Uno dei maggiori vantaggi dell'implementazione dello script P2PKH, e questo lo rende molto affidabile quando si effettuano transazioni, è perché riduce la possibilità di attacchi o minacce derivanti dai computer quantistici. Cosa potrebbero dedurre le chiavi private di un utente per mezzo della chiave pubblica che hanno fornito per ricevere una transazione.
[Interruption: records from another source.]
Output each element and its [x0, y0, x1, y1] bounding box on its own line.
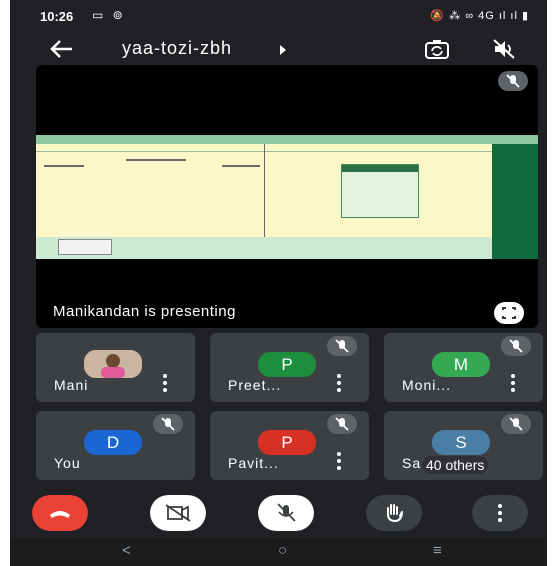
others-tile[interactable]: S Sa 40 others	[384, 411, 543, 480]
mic-off-icon	[327, 336, 357, 356]
others-count: 40 others	[422, 456, 489, 474]
presenter-label: Manikandan is presenting	[53, 303, 236, 320]
fullscreen-icon[interactable]	[494, 302, 524, 324]
nav-home-icon[interactable]: ○	[278, 542, 287, 559]
shared-screen-line	[44, 165, 84, 167]
shared-screen-titlebar	[36, 135, 538, 144]
shared-screen-line	[126, 159, 186, 161]
call-controls	[10, 490, 547, 538]
avatar: P	[258, 430, 316, 455]
participant-tile[interactable]: Mani	[36, 333, 195, 402]
back-arrow-icon[interactable]	[48, 36, 78, 62]
notification-icons: ▭ ⊚	[92, 8, 126, 22]
participant-name: Preet...	[228, 377, 282, 393]
meeting-details-arrow-icon[interactable]	[280, 45, 286, 55]
shared-screen-line	[222, 165, 260, 167]
shared-screen-logo	[58, 239, 112, 255]
more-options-icon[interactable]	[511, 374, 515, 392]
more-options-icon[interactable]	[337, 452, 341, 470]
avatar: S	[432, 430, 490, 455]
end-call-button[interactable]	[32, 495, 88, 531]
participant-tile[interactable]: M Moni...	[384, 333, 543, 402]
mic-off-icon	[501, 336, 531, 356]
mic-off-icon	[153, 414, 183, 434]
participant-name: Mani	[54, 377, 89, 393]
status-time: 10:26	[40, 9, 74, 24]
avatar: D	[84, 430, 142, 455]
mic-off-icon	[501, 414, 531, 434]
camera-flip-icon[interactable]	[423, 37, 451, 61]
system-nav-bar: < ○ ≡	[10, 538, 547, 566]
shared-screen-menu-box	[341, 164, 419, 218]
meeting-code[interactable]: yaa-tozi-zbh	[122, 38, 232, 59]
status-bar: 10:26 ▭ ⊚ 🔕 ⁂ ∞ 4G ıl ıl ▮	[10, 0, 547, 34]
nav-recents-icon[interactable]: ≡	[433, 542, 442, 559]
participant-tile[interactable]: P Preet...	[210, 333, 369, 402]
shared-screen-sidebar	[492, 144, 538, 259]
participant-name: You	[54, 455, 81, 471]
participant-tile[interactable]: P Pavit...	[210, 411, 369, 480]
mic-toggle-button[interactable]	[258, 495, 314, 531]
participant-tile[interactable]: D You	[36, 411, 195, 480]
speaker-off-icon[interactable]	[490, 37, 518, 61]
system-icons: 🔕 ⁂ ∞ 4G ıl ıl ▮	[430, 10, 529, 22]
mic-off-icon	[498, 71, 528, 91]
nav-back-icon[interactable]: <	[122, 542, 131, 559]
participant-name: Pavit...	[228, 455, 279, 471]
more-options-icon[interactable]	[337, 374, 341, 392]
camera-toggle-button[interactable]	[150, 495, 206, 531]
avatar-photo	[84, 350, 142, 378]
raise-hand-button[interactable]	[366, 495, 422, 531]
avatar: M	[432, 352, 490, 377]
participant-name: Sa	[402, 455, 422, 471]
shared-screen-divider	[264, 144, 265, 237]
shared-screen	[36, 135, 538, 259]
participant-name: Moni...	[402, 377, 452, 393]
mic-off-icon	[327, 414, 357, 434]
more-options-button[interactable]	[472, 495, 528, 531]
meeting-header: yaa-tozi-zbh	[10, 34, 547, 68]
more-options-icon[interactable]	[163, 374, 167, 392]
presentation-tile[interactable]: Manikandan is presenting	[36, 65, 538, 328]
avatar: P	[258, 352, 316, 377]
phone-screen: 10:26 ▭ ⊚ 🔕 ⁂ ∞ 4G ıl ıl ▮ yaa-tozi-zbh	[10, 0, 547, 566]
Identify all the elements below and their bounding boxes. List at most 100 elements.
Ed è che grazie a P2PKH, le chiavi pubbliche non vengono mai rivelate o inviate. Bene, invece di inviare la chiave pubblica completa, viene utilizzato solo un hash.

Un altro grande vantaggio offerto da questo script è il semplicità e facilità d'uso. E quellogli indirizzi che implementano P2PKH sono molto più brevi e più gestibili. Il che a sua volta riduce anche la possibilità di commettere errori rispetto agli indirizzi P2PK.

Svantaggi

Sebbene gli indirizzi P2PKH siano molto più facili da usare, il processo di creazione di questi indirizzi è molto più complesso e difficile rispetto agli script P2PK. Pertanto, richiedono l'applicazione di molti passaggi o processi aggiuntivi a livello di programmazione per formare transazioni P2PKH. Tuttavia, questo è in qualche modo trasparente per gli utenti e per i dispositivi attuali questo non genera alcun effetto negativo sulle prestazioni.

Inoltre, poiché questo script è stato rilasciato e implementato molto prima SegWit, gli indirizzi ereditati non sono compatibili con portafogli o borsellini che implementano questo formato, come se lo facesse lo script P2SH. Sebbene sia possibile inviare una transazione da un indirizzo P2PKH a un indirizzo SegWit. Tuttavia, le commissioni per queste transazioni possono essere complessivamente elevate. Quindi, sebbene l'implementazione delle transazioni P2PKH svolga un ruolo importante nella rete Bitcoin, il suo utilizzo può essere influenzato e ridotto se gli utenti iniziano ad adottare SegWit di più.